Nello specifico, nel 2017 il richiedente presentava opposizione ai sensi degli articoli 8(1)(b), 8(4) e 8(5) del Regolamento (UE) 2017/1001 sul marchio dell’Unione europea (RMUE) avverso la domanda di registrazione di marchio denominativo europeo per i prodotti della classe 18. L’opposizione veniva proposta a tutela, tra gli altri, di un marchio figurativo europeo per i prodotti delle classi 9, 16 e 28. Ottenuto un rifiuto dalla divisione, il richiedente procedeva dinanzi alla Quarta Commissione di ricorso che riconosceva non solo il carattere distintivo del marchio della ricorrente ma anche una chiara distanza sia fonetica che concettuale tra i due segni. Dunque, non essendo riconosciuto alcuni tipo di somiglianza tra gli stessi, la commissione non approfondiva né le questioni relative al carattere distintivo accresciuto né alla notorietà del marchio che la ricorrente aveva proposto e concludeva confermando la precedente decisione.

Il richiedente procedeva dunque dinanzi il Tribunale dell’Unione europea, che interveniva riconoscendo la natura di beni di consumo quotidiano per le merci in esame, per il cui acquisto non venivano giudicate necessarie né conoscenze né abilità particolari. Il Tribunale confermava altresì l’assenza di un rischio di confusione tra i segni dal punto di vista grafico, in ragione del fatto che gli elementi verbali del marchio denominativo ritenuto confliggente – nello specifico due lettere -, presenti anche in uno dei marchi figurativi della ricorrente, venivano riproposti in quest’ultimo in maniera così stilizzata da non rendere possibile né il loro riconoscimento come tali né alcun tipo di confronto da parte del pubblico di riferimento che, al contrario, avrebbe dovuto compiere sforzi significativi per giungere ad un confronto fonetico come anche concettuale. Si conveniva che il consumatore potrebbe percepire tale segno come una forma astratta e unitaria piuttosto che come lettere maiuscole. Da ultimo, stabilita anche la differenza fonetica e l’impossibilità di rintracciare un concetto semantico comune, il Tribunale confermava la decisione della commissione e rigettava il ricorso interamente, non avendo ricevuto neanche la prova di notorietà del marchio, elemento necessario per azionare l’articolo 8(5) RMUE.
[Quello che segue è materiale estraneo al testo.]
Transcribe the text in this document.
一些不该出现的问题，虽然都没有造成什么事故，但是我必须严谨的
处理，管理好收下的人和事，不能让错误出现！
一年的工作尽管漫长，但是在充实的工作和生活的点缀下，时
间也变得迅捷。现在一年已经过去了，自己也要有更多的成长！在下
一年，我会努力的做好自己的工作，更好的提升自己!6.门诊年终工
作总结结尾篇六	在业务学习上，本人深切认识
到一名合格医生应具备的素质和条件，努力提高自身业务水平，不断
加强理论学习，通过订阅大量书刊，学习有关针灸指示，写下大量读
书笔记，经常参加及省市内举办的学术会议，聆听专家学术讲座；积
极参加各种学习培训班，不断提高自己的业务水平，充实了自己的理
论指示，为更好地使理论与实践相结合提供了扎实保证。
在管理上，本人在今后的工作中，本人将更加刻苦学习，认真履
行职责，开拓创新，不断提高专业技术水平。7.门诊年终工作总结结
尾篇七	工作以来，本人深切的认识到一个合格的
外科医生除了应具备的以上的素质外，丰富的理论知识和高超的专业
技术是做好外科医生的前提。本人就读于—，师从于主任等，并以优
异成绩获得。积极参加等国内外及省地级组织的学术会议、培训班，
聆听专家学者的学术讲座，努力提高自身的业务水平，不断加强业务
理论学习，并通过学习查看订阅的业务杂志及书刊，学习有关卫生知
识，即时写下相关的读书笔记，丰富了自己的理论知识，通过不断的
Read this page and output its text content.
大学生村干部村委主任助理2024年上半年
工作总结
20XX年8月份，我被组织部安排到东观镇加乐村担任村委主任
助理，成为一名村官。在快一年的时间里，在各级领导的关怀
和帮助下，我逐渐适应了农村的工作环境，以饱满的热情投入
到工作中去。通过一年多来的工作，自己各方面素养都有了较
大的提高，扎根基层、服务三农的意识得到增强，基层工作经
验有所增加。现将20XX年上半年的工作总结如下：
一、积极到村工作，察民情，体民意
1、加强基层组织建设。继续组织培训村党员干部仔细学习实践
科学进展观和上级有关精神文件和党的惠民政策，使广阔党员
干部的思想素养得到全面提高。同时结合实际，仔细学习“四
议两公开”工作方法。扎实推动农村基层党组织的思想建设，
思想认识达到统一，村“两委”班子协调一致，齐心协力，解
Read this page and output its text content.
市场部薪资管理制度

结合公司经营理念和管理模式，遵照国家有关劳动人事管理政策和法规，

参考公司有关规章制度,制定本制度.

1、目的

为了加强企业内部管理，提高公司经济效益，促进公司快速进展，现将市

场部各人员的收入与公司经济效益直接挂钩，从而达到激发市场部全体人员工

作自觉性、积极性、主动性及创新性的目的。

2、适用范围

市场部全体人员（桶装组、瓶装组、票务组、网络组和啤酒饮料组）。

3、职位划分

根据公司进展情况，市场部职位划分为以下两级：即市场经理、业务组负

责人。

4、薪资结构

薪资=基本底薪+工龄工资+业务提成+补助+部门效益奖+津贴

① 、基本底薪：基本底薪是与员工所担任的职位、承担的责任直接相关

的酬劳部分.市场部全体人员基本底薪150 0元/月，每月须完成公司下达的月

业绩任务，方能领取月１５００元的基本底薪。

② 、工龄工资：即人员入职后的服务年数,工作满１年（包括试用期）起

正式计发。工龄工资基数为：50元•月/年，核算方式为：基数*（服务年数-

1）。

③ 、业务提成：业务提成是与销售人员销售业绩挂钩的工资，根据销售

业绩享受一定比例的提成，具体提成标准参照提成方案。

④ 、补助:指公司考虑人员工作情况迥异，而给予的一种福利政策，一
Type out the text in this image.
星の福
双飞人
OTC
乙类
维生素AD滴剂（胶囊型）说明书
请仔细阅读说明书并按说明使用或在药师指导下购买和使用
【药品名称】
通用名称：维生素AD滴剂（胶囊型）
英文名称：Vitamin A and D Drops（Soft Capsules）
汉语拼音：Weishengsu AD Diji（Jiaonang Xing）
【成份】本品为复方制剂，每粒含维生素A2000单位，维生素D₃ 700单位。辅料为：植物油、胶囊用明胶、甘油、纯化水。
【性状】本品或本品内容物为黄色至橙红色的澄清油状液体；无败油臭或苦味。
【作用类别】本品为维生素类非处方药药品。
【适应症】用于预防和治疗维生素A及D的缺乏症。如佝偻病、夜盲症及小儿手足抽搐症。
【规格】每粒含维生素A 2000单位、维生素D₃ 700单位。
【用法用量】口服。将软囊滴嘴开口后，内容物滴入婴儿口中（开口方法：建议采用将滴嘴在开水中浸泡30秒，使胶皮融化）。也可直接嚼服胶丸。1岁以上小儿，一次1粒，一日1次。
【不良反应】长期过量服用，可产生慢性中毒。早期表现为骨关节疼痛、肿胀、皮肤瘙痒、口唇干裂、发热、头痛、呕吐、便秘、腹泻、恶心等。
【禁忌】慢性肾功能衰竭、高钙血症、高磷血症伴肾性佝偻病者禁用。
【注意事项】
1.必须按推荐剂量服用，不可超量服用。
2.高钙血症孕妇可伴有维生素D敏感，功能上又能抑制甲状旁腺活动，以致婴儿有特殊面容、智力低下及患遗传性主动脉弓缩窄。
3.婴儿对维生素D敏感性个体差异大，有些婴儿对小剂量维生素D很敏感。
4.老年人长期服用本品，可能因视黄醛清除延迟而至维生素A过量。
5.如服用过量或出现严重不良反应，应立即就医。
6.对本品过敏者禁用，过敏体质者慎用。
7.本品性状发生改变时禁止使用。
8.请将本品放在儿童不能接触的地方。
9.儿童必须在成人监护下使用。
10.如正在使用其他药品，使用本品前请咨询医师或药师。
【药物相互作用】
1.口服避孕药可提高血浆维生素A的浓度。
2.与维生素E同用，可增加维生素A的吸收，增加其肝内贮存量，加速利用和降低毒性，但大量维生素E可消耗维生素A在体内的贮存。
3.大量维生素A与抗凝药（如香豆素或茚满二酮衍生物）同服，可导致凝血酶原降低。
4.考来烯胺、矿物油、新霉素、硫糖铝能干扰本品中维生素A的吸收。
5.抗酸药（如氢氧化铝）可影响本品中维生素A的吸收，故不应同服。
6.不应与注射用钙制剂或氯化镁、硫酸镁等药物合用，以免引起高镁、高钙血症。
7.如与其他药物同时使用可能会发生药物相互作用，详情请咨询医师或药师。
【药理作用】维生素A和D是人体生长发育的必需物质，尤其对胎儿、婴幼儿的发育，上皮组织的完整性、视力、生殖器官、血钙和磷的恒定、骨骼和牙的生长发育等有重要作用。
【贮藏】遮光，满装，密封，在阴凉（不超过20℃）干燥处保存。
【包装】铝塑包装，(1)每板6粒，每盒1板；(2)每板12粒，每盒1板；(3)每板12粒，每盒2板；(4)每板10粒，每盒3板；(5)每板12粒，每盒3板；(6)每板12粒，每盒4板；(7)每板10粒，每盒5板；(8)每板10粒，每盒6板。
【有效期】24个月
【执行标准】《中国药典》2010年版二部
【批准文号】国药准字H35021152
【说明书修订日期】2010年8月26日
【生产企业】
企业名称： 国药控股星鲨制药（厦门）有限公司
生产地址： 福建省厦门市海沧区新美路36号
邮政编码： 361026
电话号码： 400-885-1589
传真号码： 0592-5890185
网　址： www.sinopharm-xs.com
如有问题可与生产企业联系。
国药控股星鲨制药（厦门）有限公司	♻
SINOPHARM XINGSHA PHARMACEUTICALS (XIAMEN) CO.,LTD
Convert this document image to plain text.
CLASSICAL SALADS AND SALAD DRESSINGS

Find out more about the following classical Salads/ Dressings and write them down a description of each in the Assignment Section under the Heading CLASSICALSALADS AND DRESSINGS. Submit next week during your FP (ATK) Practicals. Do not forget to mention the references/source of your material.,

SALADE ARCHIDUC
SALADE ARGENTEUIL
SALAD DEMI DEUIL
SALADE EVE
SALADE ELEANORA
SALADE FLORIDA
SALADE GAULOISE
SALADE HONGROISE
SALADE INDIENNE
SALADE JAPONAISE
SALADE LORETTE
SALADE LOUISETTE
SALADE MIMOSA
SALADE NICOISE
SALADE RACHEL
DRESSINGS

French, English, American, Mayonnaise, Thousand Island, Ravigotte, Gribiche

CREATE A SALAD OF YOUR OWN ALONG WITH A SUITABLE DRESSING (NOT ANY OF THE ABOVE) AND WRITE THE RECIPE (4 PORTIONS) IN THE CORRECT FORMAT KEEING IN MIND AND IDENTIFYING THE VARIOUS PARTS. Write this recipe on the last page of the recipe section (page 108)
La sentenza è rilevante perché suggerisce che nel confronto tra un marchio figurativo e un marchio denominativo con elementi verbali in comune, ai fini del carattere distintivo è richiesta un’elevata stilizzazione e dunque una particolare rappresentazione grafica, tale da non rendere gli elementi verbali riconoscibili al pubblico di riferimento. Ciò è vero soprattutto quando ad essere condivisa è un’importante sequenza di elementi verbali. La presenza di elementi figurativi molto decorativi in aggiunta agli elementi verbali è dunque fondamentale per escludere il rischio di confusione, essendo in grado di ridurre la visibilità degli elementi verbali stessi. Ovviamente, la valutazione in questi termini della rappresentazione grafica si aggiunge all’esame degli elementi che normalmente vengono esaminati, quali ad esempio la natura dei prodotti/servizi coinvolti, il mercato di riferimento, uso.